That Bloated Mobile Feeling

Before (left) - with ads, After (right) - without ads & bloat

[/responsive] Before (left) – with ads, After (right) – without ads & bloat

It won’t be long now.

The ad blocking revolution is getting closer by the day. What it means for the industry continues to be the subject of intense debate. Alarmists claim this could kill the free Web, while calmer voices say this will help with the so-called web-page “bloat” that is ruining user experience.

But what exactly is this “bloat,” and where is it coming from? Jean-Louis Gassée in Monday Note does a great job of explaining just what users stand to gain (and advertisers lose) if mobile users flock to content blocking apps.

First off, it’s important to note that iOS 9 doesn’t include built-in ad blockers. Apple is supporting the idea of ad blockers by “making room,” if you will, for indie developers to create and offer them to Apple users.

“You may quibble with the use of ‘independent’ — the App Store judges will intervene, as usual — but we should expect a flurry of creative ad-blocking code followed by a round of noisy arguments accusing developers of attempting to destroy barely solvent Web publishers,” Gassée explains.

The real story, Gassée insists, is in the potentially dramatic change to user experience, noting that many opposing voices “disregarded the benefits of Content Blocking for mere users, the unwashed masses who supply the industry with their life-giving fluids of money and personal data.”

It’s that mountain of personal data – just waiting to be mined – that’s behind this phenomenon of bloat.

“Web publishers insert gratuitous chunks of code that let advertisers vend their wares and track our every move, code that causes pages to stutter, juggle, and reload for no discernible reason.
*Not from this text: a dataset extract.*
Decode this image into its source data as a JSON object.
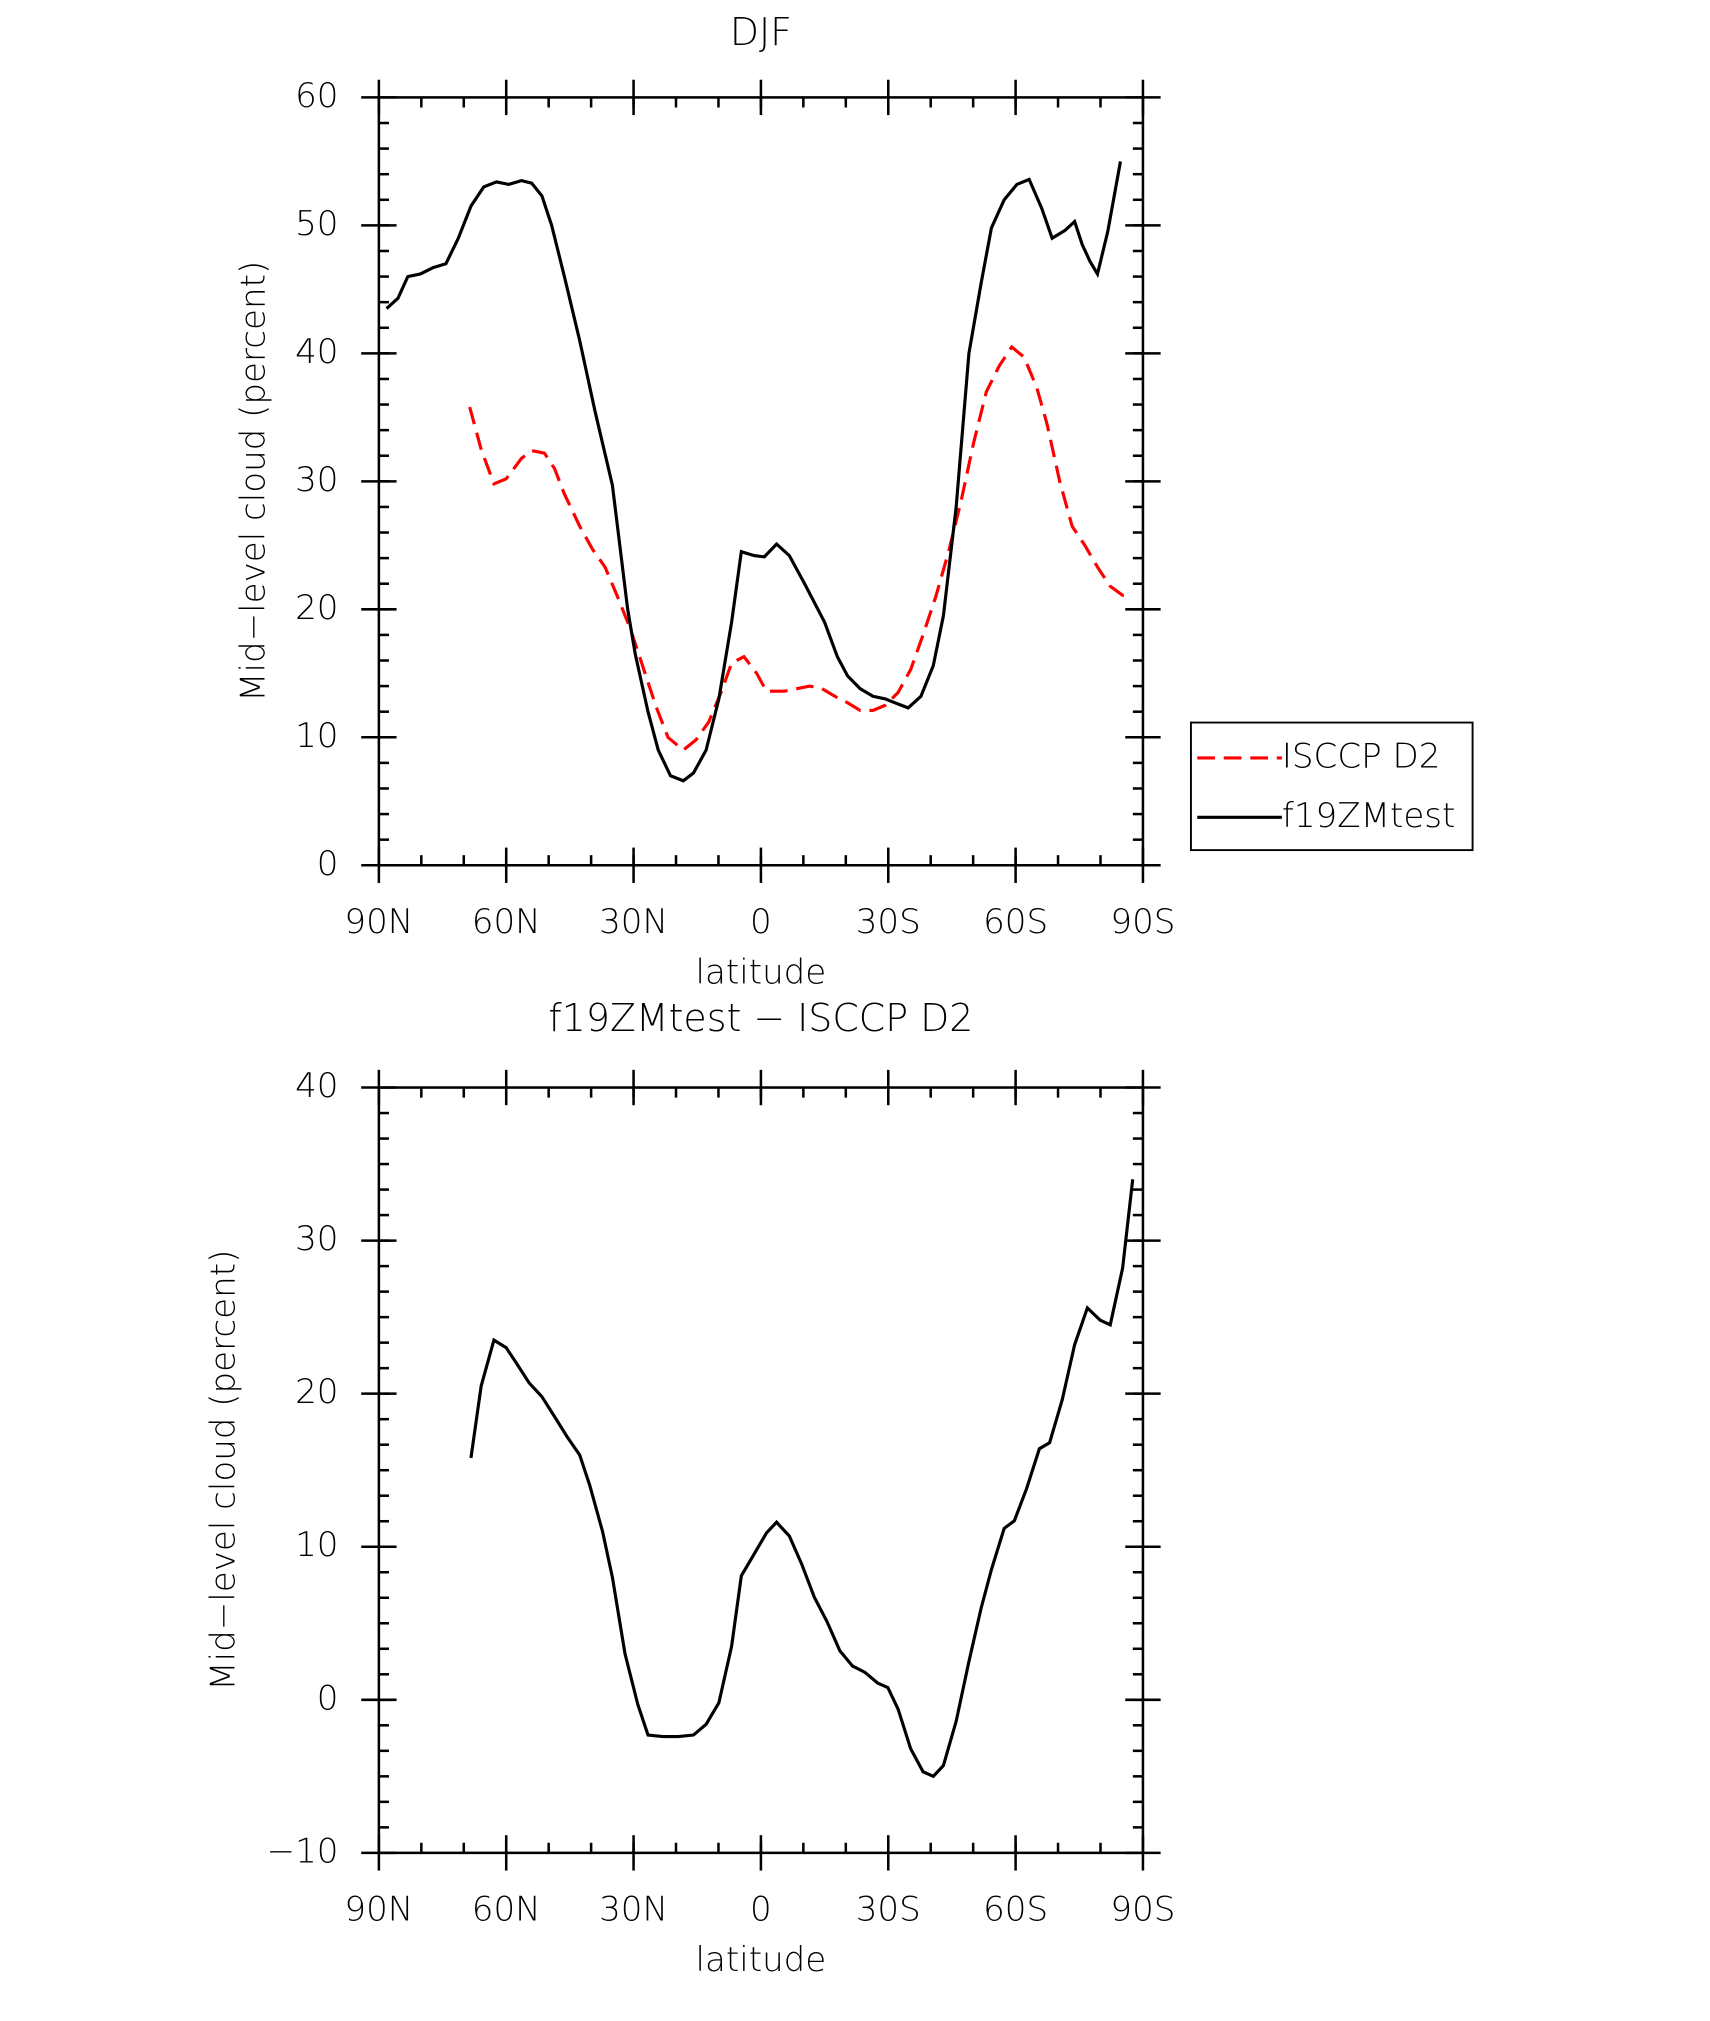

Even after the page has settled into seeming quiescence, it may keep loading unseen content in the background for minutes on end,” Gassée notes.

In other words, it’s not your phone or your service provider that is causing the holdup when you load a page; it’s the enormous amount of extra information being loaded with every click you make.

We were shocked to learn just how much data this is. Gassée references one blogger who discovered “263 HTTP requests and 9.5MB needed to load the page.” Another blogger noted 6 MBs of data loading for 8KB of actual content, a ratio of almost 1000:1.

That’s wild. Some argue that smaller publishers need access to this data to survive, that we should just accept that this is the way the Web works. Others are more circumspect, including Charles Arthur who notes in his post:

“Have I any responsibility to [the advertisers]? Well, not really. Certainly as a standard reader, here’s what happened: I accepted an invitation to read an article, but I don’t think that we quite got things straight at the top of the page over the extent to which I’d be tracked, and how multiple ad networks would profile me, and suck up my data allowance, and interfere with the reading experience. Don’t I get any say in the last two, at least?”

Ad for ad and content blockers, the industry has brought this on themselves. If digital ads are so ineffective that marketers must resort to gold digging to keep the lights on, they’re doing it wrong.